In de eerste drie evangeliën staat de uitdrukking ‘met ontferming bewogen zijn’ in drie gelijkenissen centraal. In de gelijkenis van de barmhartige Samaritaan zijn het niet de vrome religieuzen uit de joden, maar is het de verachte allochtoon die de beroofde man ziet en zich over hem ontfermt (Luc. 10:31). Duidelijk is dat de verachte Samaritaan heeft begrepen waar het in de thora om gaat, wanneer de gelijkenis vertelt dat hij barmhartigheid doet aan zijn vijand en daarmee de liefde concreet maakt (Luc. 10:37).

In de gelijkenis van de verloren zoon is het de vader die zijn jongen ziet, als hij nog veraf is en hem om de hals valt (Luc. 15:20). In de gelijkenis van de koning die afrekening houdt met zijn slaven is het de heer die medelijden krijgt met zijn slaaf (Mat. 18:27). De spits ligt in de vraag van de koning: ‘Had ook gij geen medelijden (eleos) moeten hebben met uw medeslaaf, zoals ik medelijden had met u?'(Mat. 18:33).

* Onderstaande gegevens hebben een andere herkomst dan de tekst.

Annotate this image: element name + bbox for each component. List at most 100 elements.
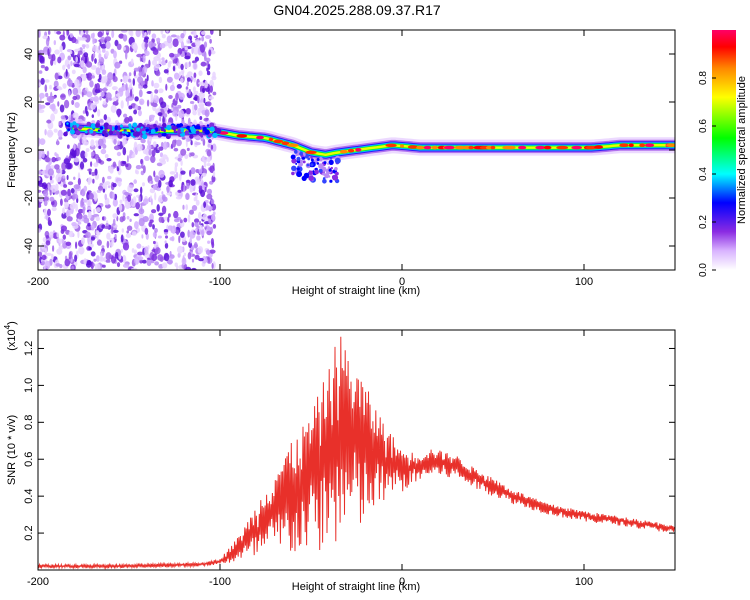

In elk van deze gelijkenissen herinnert Jezus zijn hoorders aan de grenzeloosheid van de barmhartigheid van God. De genade voor zondaar en bedelaar, in vergeving en recht, is aan hen en anderen geschied opdat zij zich daarin zouden verheugen, met als gevolg dat deze genade zich weerspiegelt in de omgang met anderen. In de versie die Lucas geeft van de Bergrede is deze samenhang in Jezus’ onderwijs terug te vinden: ‘Weest barmhartig, gelijk uw Vader barmhartig is’ (Luc. 6:36).

De brieven

Ook de nieuwtestamentische brieven herinneren op diverse wijzen aan Gods ontferming. Paulus prijst God als de ‘Vader der barmhartigheden’ (2 Kor. 1:3; zie ook Jak. 5:11). Het vermanende deel van de Romeinenbrief leidt de apostel in met een krachtig appèl tot een nieuwe levenswandel ‘met beroep op de barmhartigheden Gods’ (Rom. 12:1; zie ook Filp. 2:1; Kol. 3:12).

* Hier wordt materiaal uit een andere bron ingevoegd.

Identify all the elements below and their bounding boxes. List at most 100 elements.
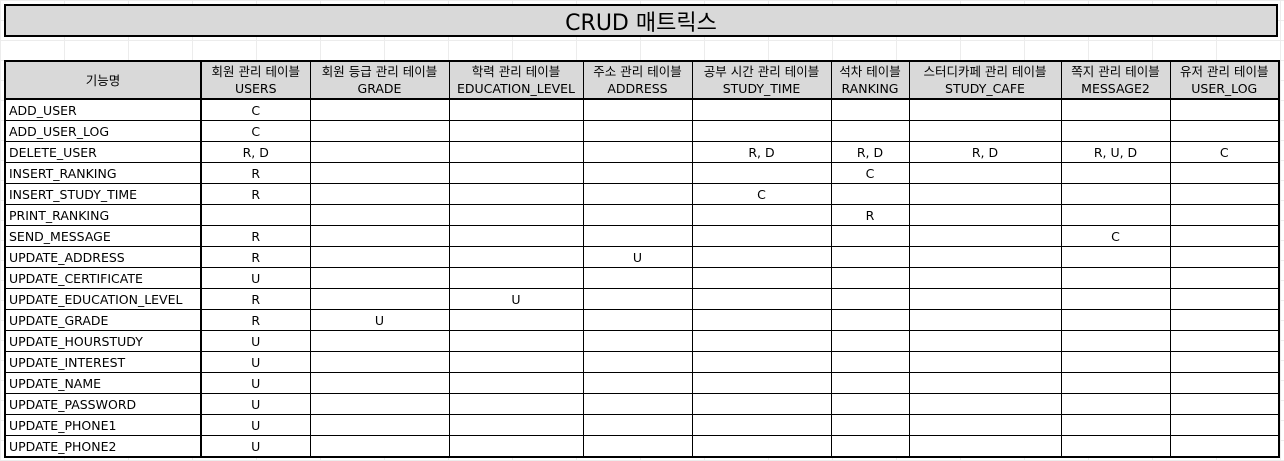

We moeten niet over het hoofd zien dat de apostel Paulus deze barmhartigheden van God enkele verzen eerder in breed perspectief plaatst. In een uitvoerig betoog, dat uitloopt op een lofprijzing, betrekt hij die gedurfd op de geheimvolle weg die God door de geschiedenis heen gaat met Israël en de volken, naar de finale toekomst. Er bestaat gegronde hoop: straks zal aan het licht komen hoe God hen allen onder ongehoorzaamheid heeft besloten, om Zich uiteindelijk over hen allen te ontfermen (Rom. 11:32).

Kern

Hoewel woorden als barmhartigheid, ontferming en erbarmen voor velen een gevoelswaarde hebben die herinnert aan een voorbije tijd, zou het niet verstandig zijn ze nu maar los te laten. In een zich verhardende samenleving kan een zorgvuldig gebruik van oude woorden wellicht de bijbelse waarden terugbrengen. Opmerkelijk is de opwaardering van woorden en liederen uit de traditie van de kerk, wanneer die hun plaats krijgen in bijzondere kerkdiensten, bijvoorbeeld rond doop, huwelijk, begrafenis van leden van het Koninklijk Huis. De hier besproken woorden laten zich niet afvlakken tot meer gangbare maar oppervlakkiger termen als ‘medelijden hebben’, ‘begaan zijn met’, of zelfs het platte ‘beroerd worden van’.

Barmhartigheid betekent, niet anders dan God in Christus heeft laten zien, hart hebben voor de arme en de zondaar. Er zijn tekenen van een nieuwe belangstelling voor eigentijdse werken van barmhartigheid. Mensen uit heel diverse kerkelijke tradities en culturenworden geraakt om in hun dagelijks leven Jezus’ weg te gaan. Dat gebeurt wereldwijd en in steeds wisselende contexten volgens een herkenbaar patroon: zien, bewogen worden, in beweging komen.

Verwijzing

Zie voor verwante en/of aanvullend te bestuderen woorden: armoede, liefde, trouw.